GPS-Messung beim Gassigehen verrät soziale Stellung im Rudel
„Wir zeigen, dass es möglich ist, die soziale Rangfolge und Persönlichkeitsmerkmale jedes Hundes aus den GPS-Bewegungsdaten heraus zu bestimmen“, erläutert Máté Nagy von der Oxford University und von der Ungarischen Akademie der Wissenschaften. „Auf einzelnen Spaziergängen ist es schwierig, einen dauerhaften Führer zu identifizieren, aber über längere Zeiträume wird bald klar, dass manche Hunde von ihren Artgenossen mehr verfolgt werden als andere. Alles in allem wird die kollektive Bewegung des Rudels stark von dem zugrundeliegenden Sozialverbund beeinflusst.“ Die Biologen hatten mit kleinen und leichten, an Geschirren angebrachten GPS-Geräten die Fortbewegung von sechs Hunden beim Gassigehen beobachtet. Es handelte sich um fünf Hündinnen und einen Rüden. Alle Hunde, fünf Vizslas und eine Mischlingshündin, lebten im selben Haushalt. Die Daten von insgesamt 14 Spaziergängen von jeweils 30 bis 40 Minuten – ohne Leine – bezogen sie in ihre Berechnungen ein. Sie analysierten einige Charakteristika der Wege, darunter etwa Laufgeschwindigkeit oder die Entfernung zum Besitzer.

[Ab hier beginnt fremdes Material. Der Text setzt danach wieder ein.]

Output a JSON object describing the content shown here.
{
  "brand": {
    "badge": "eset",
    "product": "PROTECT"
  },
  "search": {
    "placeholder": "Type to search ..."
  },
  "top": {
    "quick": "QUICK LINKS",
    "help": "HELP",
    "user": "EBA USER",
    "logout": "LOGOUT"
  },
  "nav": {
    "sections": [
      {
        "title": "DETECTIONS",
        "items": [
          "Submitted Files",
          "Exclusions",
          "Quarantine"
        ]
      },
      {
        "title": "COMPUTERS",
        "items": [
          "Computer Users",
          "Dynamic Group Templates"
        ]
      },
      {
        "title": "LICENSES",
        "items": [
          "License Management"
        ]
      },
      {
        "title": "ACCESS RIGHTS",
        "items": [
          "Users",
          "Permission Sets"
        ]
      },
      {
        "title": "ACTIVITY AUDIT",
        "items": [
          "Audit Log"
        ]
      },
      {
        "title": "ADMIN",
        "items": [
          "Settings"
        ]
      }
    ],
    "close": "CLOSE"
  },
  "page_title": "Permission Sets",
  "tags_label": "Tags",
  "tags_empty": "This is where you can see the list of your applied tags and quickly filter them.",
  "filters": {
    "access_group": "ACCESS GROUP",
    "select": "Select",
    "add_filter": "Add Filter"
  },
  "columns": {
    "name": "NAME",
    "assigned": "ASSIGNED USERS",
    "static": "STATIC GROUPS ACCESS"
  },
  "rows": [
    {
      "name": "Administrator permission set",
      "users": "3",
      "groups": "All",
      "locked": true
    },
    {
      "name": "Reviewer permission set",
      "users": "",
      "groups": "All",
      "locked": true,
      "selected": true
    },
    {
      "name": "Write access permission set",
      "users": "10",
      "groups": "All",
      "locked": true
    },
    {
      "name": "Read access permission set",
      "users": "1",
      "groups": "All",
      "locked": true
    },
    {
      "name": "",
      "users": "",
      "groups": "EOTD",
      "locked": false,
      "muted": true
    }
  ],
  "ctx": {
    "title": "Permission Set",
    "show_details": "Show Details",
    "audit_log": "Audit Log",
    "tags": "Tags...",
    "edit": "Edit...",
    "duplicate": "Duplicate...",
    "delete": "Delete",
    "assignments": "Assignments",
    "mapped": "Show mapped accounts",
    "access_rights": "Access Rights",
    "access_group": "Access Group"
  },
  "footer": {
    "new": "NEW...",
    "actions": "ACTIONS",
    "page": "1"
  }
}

Außerdem befragten sie die Besitzer der Tiere nach dem Dominanzverhalten in Alltagssituationen. „Der Dominanz-Fragebogen verrät uns die Hackordnung von Hundegruppen, indem die Interaktionen zwischen Paaren quantifiziert werden“, erklärt Nagys Kollegin und Seniorautorin Enikö Kubinyi. „Zum Beispiel werden diejenigen Hunde als dominanter eingeschätzt, die zuerst und mehr bellen, wenn Fremde das Haus betreten, die zuerst fressen und Kämpfe gewinnen. Umgekehrt sind Hunde, die die Schnauze von anderen häufiger lecken, als weniger dominant, weil es sich dabei um ein unterwürfiges Verhalten handelt.“
Es stellte sich heraus, dass die Rollen von Führendem und Folgendem in jeweils einem bestimmten Paar durchaus einer gewissen Dynamik unterlagen, also wechselten. Ein einzelner Hund hatte in 50 bis 85 Prozent der Zeit die Rolle des Führenden inne. Über längere Zeitabschnitte betrachtet unterschieden sich die Führungstendenzen der einzelnen Rudelmitglieder aber doch deutlich voneinander. Das Netzwerk, das aus diesen lockeren Beziehungen aus Führendem und Folgendem hervorgeht, ist hierarchisch aufgebaut, schreiben Kubinyi und ihre Kollegen. Und die Stellung eines Hundes in diesem Netzwerk korreliert mit den Persönlichkeitsmerkmalen, die sich anhand des Dominanzfragebogens abzeichneten. So waren Hunde, die regelmäßig Führungspositionen beim Gassigehen innehatten, tendenziell leichter trainier- und kontrollierbar sowie älter und aggressiver als diejenigen, die eher folgten. Außerdem zeigten sie auch im Alltag mehr Anzeichen von Dominanz, wie die Fragebögen ergaben.
Die Biologen zeigen mit ihrer Studie, dass es prinzipiell machbar ist, anhand der Analyse von Fortbewegungsmustern auf das Sozialverhalten und die Persönlichkeit von Hunden zu schließen. Diese Technik könnte sich etwa dazu eignen, Rettungshunde besser einzuschätzen und zu Teams zusammenzustellen, die besonders effektiv zusammenarbeiten.